Его добрые глаза смотрели на меня так печально! Он гладил, не переставая, мою руку, и мне хотелось, чтобы он все гладил и гладил. А еще мне хотелось уснуть, я чувствовала себя как после родов, сперва здоровая боль, а затем здоровая усталость.

— А как тебя зовут по-настоящему?

— Клара.

— Клара, — повторил он, — ясная… Но для меня ты останешься Энн.

Небо над нами было желтое и красное, ракеты трещали, и багровые звезды падали в реку. Я наклонила голову и услышала чудесную музыку: биение человеческого сердца.

— Я сделаю все, чтобы ты забыла этот кошмар, родная моя. И ты забудешь, — сказал Майкл через несколько минут. — Ты так молода, вот увидишь, все это порастет временем, как земля травой.
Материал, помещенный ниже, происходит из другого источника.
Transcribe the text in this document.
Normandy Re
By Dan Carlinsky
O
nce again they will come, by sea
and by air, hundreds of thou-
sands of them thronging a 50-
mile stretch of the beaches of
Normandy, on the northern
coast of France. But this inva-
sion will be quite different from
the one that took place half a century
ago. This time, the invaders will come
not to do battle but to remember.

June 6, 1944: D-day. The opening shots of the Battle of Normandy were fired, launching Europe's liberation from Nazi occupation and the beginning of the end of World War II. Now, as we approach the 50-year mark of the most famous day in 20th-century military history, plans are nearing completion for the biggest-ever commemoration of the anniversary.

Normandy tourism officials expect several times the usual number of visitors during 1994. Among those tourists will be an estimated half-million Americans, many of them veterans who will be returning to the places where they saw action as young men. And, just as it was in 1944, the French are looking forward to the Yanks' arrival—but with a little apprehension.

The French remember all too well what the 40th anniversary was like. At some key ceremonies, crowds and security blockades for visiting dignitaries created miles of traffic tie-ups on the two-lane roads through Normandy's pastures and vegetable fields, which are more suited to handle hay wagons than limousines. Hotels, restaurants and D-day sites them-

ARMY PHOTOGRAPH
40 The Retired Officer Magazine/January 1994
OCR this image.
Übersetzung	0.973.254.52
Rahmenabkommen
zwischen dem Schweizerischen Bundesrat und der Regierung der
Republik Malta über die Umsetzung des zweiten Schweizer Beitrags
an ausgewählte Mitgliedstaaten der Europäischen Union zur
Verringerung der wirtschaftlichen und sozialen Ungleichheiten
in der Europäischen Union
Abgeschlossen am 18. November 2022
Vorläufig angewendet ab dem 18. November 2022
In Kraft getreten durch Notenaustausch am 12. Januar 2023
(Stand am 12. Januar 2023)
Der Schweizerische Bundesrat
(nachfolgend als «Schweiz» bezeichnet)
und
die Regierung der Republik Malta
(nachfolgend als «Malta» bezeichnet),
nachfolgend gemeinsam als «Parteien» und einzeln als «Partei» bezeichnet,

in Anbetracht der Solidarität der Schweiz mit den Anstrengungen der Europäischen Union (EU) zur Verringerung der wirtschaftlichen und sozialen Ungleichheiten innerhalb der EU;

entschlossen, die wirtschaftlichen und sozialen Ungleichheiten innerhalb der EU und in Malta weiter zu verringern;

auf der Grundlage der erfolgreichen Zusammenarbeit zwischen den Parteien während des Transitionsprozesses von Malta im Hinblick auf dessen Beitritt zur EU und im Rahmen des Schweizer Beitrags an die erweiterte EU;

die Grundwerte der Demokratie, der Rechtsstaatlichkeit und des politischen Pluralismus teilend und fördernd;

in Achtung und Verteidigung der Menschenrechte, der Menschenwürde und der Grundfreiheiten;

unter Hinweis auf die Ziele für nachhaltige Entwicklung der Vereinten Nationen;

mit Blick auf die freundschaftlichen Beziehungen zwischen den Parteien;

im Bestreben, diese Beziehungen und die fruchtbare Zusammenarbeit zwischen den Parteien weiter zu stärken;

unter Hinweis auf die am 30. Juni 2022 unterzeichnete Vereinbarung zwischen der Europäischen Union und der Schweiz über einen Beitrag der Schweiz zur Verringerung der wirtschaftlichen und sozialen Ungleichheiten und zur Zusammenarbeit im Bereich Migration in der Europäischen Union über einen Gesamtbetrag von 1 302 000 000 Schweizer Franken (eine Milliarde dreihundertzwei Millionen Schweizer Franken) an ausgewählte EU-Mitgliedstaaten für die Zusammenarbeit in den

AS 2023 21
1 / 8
Но только обещай мне: ты останешься Анной. И не только по имени. Так будет лучше, поверь мне.

Я почувствовала, что у меня холодеют кончики пальцев.

— Лучше кому? — спросила я отчетливо выговаривая слова, потому что мне вдруг почудилось, что река шумит очень громко и слова мои тонут в этом шуме.

— Тебе, нам. Свет ведь… очень странно устроен. Энн, будет лучше, если никто, кроме меня, не узнает о… Кларе.

— Майкл, и ты…

— Ах, девочка моя, тут дело не в антисемитизме. У меня никаких предрассудков нет, а просто так будет гораздо легче. Так тебе не придется сталкиваться с множеством проблем и гораздо легче будет сбросить тяжесть прошлых переживаний. Ты так настрадалась! Я ведь о тебе забочусь, когда это говорю, а не из предрассудков. Раз уж ты отошла от этого…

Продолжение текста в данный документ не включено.